Pourtant, la réalité n'est pas toujours aussi glamour qu'il n'y paraît. « Si l'ambiance est au top lors de grosses joutes européennes, c'est rarement le cas lors de rencontres anodines du championnat écossais... » , confesse un habitué du stade. Pour remédier à cette situation, quelques fans particulièrement motivés décident, en 2006, de créer un groupe à tendance ultra dans le secteur 111 du Celtic Park : la Green Brigade. Soutien vocal debout, drapeaux, deux-mâts, chants constants et pyrotechnie... Chose quasi-unique dans les stades d'outre-Manche et qui ne s'est pas réalisée en un jour. Mais malgré de nombreux problèmes avec le club et la police au moment de sa création, la Green Brigade est progressivement devenue une valeur sûre pour le public. Et même pour leurs homologues européens avec la réalisation de bien jolis tifos.



Outre le côté festif de leur mode de supportérisme, ces fans s'investissent également dans des luttes politiques chères à leurs yeux comme l'antiracisme (ils sont membres du réseau européen « Alerta Network » ), les causes palestinienne et basque et, bien évidemment, leur « identité irlandaise » (et donc catholique) dont ils sont si fiers.

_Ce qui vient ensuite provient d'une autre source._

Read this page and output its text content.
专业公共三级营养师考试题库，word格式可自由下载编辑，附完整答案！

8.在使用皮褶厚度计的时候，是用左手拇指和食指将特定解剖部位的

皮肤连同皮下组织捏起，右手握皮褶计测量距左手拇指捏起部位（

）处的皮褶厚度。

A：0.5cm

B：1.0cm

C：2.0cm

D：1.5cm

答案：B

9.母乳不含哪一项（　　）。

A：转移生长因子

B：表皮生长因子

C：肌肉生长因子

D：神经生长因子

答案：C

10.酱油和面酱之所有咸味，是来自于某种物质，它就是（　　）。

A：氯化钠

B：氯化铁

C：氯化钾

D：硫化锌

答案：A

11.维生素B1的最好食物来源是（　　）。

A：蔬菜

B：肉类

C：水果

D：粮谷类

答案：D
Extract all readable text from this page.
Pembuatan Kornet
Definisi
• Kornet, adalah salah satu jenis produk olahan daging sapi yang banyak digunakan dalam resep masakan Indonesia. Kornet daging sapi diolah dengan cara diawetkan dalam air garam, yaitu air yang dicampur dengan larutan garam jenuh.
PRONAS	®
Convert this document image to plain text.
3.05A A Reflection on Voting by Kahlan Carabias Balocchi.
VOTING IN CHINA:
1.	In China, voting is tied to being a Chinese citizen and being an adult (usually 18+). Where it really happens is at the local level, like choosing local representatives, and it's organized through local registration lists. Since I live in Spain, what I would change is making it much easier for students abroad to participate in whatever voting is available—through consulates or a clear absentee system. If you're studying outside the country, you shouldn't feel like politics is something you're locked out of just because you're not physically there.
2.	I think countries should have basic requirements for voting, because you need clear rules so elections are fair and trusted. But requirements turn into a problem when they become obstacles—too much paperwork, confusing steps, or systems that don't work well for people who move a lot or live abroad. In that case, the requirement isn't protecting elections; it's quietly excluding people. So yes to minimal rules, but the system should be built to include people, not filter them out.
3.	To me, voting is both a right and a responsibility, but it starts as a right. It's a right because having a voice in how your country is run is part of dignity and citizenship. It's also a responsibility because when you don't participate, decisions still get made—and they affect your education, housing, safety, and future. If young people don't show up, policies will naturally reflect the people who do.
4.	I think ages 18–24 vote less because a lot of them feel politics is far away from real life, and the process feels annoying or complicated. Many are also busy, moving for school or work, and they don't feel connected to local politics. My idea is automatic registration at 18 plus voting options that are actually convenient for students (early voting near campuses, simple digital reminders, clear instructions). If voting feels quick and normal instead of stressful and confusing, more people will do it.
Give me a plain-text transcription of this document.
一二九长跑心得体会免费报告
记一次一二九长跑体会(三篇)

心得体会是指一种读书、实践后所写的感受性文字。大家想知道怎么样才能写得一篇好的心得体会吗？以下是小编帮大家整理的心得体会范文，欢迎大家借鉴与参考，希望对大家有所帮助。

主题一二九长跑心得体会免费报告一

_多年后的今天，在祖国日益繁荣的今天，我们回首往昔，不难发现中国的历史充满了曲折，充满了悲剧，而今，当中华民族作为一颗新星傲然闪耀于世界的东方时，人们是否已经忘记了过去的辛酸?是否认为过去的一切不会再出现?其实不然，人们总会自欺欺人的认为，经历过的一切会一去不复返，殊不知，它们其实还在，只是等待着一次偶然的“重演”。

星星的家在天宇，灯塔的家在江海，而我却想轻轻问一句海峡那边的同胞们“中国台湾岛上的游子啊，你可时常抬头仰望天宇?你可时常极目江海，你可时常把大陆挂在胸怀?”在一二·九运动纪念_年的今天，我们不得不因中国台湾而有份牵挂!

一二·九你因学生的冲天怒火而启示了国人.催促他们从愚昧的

Tout en soutenant fortement le droit de l'Écosse à « l'indépendance et à l'autodétermination » .

IRA, ira pas ?

Or, c'est là que le bât blesse. Car cette identité politique assumée des fans du Celtic a le don d'agacer les dirigeants du club et les instances politiques et footballistiques du pays. Comme lors d'un match contre Aberdeen en novembre 2011 où la Brigade avait déployé un message s'opposant au port d'un coquelicot en soutien aux soldats anglais morts au combat sur le maillot des joueurs du club comme le veut la tradition britannique ou des chants pro-IRA entonnés lors de quelques déplacements.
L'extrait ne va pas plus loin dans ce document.